Different sides of crime lord’s life
Nawazuddin Siddiqui plays the critical role of Ganesh Gaitonde, the gangster’s head who aims to believe he has reached ultimate power, which makes him like a God. Despite being portrayed as a heartless man who might kill for fun, Siddiqui believes that Gaitonde has another side of the character portrayed as a demon in the series.
Tackling his life since childhood, where he was born and raised until early ages in an extremely poor village in India’s rural sides; witnessing his dad begs under the name of being a priest, and his mom selling herself for money, Sacred Games spotlighted the journey of a man who was severely affected by his childhood’s misery, leading him to be the criminal he ended up to be in the city.
“I see Ganish as an extremely ambitious man,” Siddiqiue started his talk saying, “from a poor start in a rural side, he just wanted to grow and get bigger. Yes, the ways of growing were ‘evilish,’ but it was only duo to his desire to overcome the surrounding circumstances of where he had come from.”
The role Siddiqui played was considered bold and unique to what the Indian drama shows are used to witness. With some erotic scenes in the series, the show shows the life of a man who does not care about peoples’ emotions and lives.
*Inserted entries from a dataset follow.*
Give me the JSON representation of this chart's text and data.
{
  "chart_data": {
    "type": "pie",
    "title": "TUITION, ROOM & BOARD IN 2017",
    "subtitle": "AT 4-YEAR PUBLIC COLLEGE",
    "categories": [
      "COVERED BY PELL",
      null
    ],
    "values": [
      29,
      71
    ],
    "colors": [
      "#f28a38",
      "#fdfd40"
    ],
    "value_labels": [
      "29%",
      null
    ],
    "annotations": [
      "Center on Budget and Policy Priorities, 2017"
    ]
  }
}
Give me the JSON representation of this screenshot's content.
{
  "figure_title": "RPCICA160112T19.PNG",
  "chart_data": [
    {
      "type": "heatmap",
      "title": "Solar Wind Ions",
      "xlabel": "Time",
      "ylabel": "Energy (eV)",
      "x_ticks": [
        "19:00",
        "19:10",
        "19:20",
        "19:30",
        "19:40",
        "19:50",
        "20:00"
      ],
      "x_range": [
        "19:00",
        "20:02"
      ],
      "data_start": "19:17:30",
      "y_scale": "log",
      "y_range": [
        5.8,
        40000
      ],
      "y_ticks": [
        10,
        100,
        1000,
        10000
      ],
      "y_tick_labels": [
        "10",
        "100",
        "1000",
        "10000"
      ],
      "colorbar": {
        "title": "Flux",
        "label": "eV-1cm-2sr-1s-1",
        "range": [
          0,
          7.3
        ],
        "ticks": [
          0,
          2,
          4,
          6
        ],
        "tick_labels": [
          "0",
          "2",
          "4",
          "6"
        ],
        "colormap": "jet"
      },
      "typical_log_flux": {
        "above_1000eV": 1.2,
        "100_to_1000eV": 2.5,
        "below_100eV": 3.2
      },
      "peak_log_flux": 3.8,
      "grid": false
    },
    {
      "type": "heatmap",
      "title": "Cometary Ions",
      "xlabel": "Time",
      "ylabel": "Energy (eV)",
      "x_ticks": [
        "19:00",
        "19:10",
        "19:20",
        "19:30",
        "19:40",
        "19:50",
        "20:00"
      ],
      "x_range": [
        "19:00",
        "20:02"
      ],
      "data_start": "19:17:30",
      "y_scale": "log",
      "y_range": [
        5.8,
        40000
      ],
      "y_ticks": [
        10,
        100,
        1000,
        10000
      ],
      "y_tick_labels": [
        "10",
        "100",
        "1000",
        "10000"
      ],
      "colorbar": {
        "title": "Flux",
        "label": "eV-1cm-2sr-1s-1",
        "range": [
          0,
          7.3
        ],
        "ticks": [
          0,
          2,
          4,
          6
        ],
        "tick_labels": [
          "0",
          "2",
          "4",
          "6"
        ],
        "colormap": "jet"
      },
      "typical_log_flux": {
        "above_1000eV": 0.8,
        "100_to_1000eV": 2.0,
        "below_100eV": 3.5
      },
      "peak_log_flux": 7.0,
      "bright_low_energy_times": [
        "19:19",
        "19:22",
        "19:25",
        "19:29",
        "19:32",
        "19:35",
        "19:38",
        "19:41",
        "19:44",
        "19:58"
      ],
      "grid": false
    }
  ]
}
“Ganish was a very bold, and brutal character, however, what helped me performing it that way despite personal contradictions, is the help of the directors and the retailing of the script,” he explained.
Personally, Siddiqui comes from a similar background to where his character came from. They both come from a small rural poor village on the rural sides of India, which created a challenge for him as he described it.
“We both come from a similar background. However, I was never that ambitious. It was challenging to connect to that character as it touches me. I had to portray some of my lifetime events, in order to perform it that way,” he added.
aAuthority of police officers at Sacred Games
While the show shows the past of the crime lord’s life, it also spotlighted the life of the decent police officer Sartaj Singh, who despite severe depression, spends his days looking for a way to save the city from the total destruction he was tipped with it.
Changing his regular look, Saif Ali Khan had a long heavy beard, and put on some extra kilos, in order to portray the perfect image of a police officer who was just dumped by his wife, whom he loves the most, and challenged by his superiors to solve the case, especially after he finds out that his dad is somehow connected to the criminal.
He also added that the role highlights corruption cases of authorities in India, as the character tries to overcome corruption cases he is faced to overcome through solving the issue.
Khan believes that there Sartaj is a heroic character despite all of the burdens surrounding him in the show.
“Despite always being treated as an outsider, an isolated person and a loner, the character always seeks to solve his problems, which are a lot, and save the city at the same time, and that made the character interesting for me,” Khan said.
According to Khan, the main challenge of the role was to adapt to the character he performs, which is unlike him most of the time.
“I needed time to adapt to the fact that he is a depressed person, and at the same time he is angry with his surrounding system and aims to change it, which are two contradicting feelings,” he explains.